De 2011 a 2013, Martins estudou na Universidade Federal de Pelotas (Ufpel). Ali, ele e Bruna fizeram parte da mesma gestão do Centro Acadêmico do curso de Relações Internacionais, como se pode conferir aqui. Martins e Bruna estudaram depois na Universidade de Brasília (UnB), onde o assessor de Bolsonaro formou-se em 2015.
A dupla tem afinidade intelectual. Os dois são discípulos do “filósofo” Olavo de Carvalho e, a exemplo do guru bolsonarista, acreditam na existência de uma trama comunista por trás de tudo.
“O marxismo e sua aplicação não visam produzir uma sociedade justa e igualitária, mas sim, renegar a natureza humana na construção de um novo ser, destruindo todo o legado cultural, os povos e as nações que se colocarem no caminho”.
Palavras de Bruna em um artigo escrito em 2013, intitulado “Marxismo cultural: a raiz do problema moral em nossa sociedade”. Depois do texto, uma deferência ao amigo: “Meus agradecimentos especiais às dicas e auxílio de Filipe Martins”.
Com sua visão sobre “moral”, Bruna tem tudo para dar certo na equipe do ministro da Educação. Vélez Rodrigues defende a volta do ensino de “moral e cívica”, por exemplo.
Dias atrás, Rodrigues taxou um jornalista de O Globo, Ancelmo Gois, de agente da KGB, o finado serviço secreto da ex-União Soviética. Foi em uma nota em resposta a uma informação de Gois sobre o sumiço de programas com pensadores de esquerda, como Karl Marx, da grade da TV Ines, emissora online para surdos mantida com verba do MEC. Na ditadura militar, Gois refugiu-se na URSS.
Com a nomeação de Bruna, aumenta o número de amigos e parentes que são dão bem no governo.
Rossell Mourão arranjou um cargo de assessor especial do presidente do Banco do Brasil, Rubem Novaes, no mesmo dia da posse de Novaes, vista da plateia pelo pai do promovido, o vice-presidente Mourão. Rossel ganhava 12 mil, agora embolsa 36 mil.
A empresária Leticia Catelani é amiga de Eduardo Bolsonaro, com quem divide a paixão por clubes de tiro. Tão amiga, que em setembro de 2018 foi expulsa do cargo de secretária-geral do PSL em São Paulo. A cúpula nacional do partido bolsonarista havia recebido queixas de que ela usava a amizade com Eduardo para passar por cima da direção paulista da sigla.

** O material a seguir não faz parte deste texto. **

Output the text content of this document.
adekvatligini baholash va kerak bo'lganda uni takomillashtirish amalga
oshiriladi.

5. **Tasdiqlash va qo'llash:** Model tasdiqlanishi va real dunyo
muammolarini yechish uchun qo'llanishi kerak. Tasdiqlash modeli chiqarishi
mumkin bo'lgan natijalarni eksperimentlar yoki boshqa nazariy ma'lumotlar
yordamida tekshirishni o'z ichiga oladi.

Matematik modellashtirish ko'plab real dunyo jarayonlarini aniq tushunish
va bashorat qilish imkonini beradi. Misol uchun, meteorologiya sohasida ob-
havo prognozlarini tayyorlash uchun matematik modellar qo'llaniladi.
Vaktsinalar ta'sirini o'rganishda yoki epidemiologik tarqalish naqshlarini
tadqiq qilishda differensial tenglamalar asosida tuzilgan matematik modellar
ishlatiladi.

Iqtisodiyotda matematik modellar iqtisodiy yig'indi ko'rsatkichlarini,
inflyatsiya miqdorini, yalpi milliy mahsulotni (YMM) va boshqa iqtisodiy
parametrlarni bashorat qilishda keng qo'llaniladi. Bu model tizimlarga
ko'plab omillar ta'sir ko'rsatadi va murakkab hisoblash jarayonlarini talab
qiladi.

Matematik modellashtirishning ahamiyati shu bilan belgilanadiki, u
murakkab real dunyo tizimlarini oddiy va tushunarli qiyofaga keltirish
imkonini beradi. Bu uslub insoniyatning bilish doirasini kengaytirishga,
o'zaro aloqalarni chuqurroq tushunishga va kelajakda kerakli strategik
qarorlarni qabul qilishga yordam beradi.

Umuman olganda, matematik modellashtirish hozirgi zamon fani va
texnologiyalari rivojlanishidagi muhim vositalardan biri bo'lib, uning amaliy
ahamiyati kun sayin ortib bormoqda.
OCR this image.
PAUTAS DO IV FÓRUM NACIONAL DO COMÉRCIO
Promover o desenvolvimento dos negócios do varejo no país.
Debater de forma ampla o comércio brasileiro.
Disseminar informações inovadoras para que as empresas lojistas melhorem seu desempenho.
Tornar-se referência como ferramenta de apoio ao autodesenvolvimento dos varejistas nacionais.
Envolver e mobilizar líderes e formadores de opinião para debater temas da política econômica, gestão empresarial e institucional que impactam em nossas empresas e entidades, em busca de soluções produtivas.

Na Apex, Leticia se desentendeu de cara com o então presidente do órgão, Alex Carreiro. Levou a melhor graças à amizade com Eduardo e, também, à proximidade que começou a construir com o chanceler Ernesto Araújo (na foto que ilustra essa reportagem), a quem a Apex se subordina. Carreiro perdeu o cargo, e Leticia salvou o salário de 43 mil reais mensais.
E assim vai o governo que vinha para “mudar isso daí”.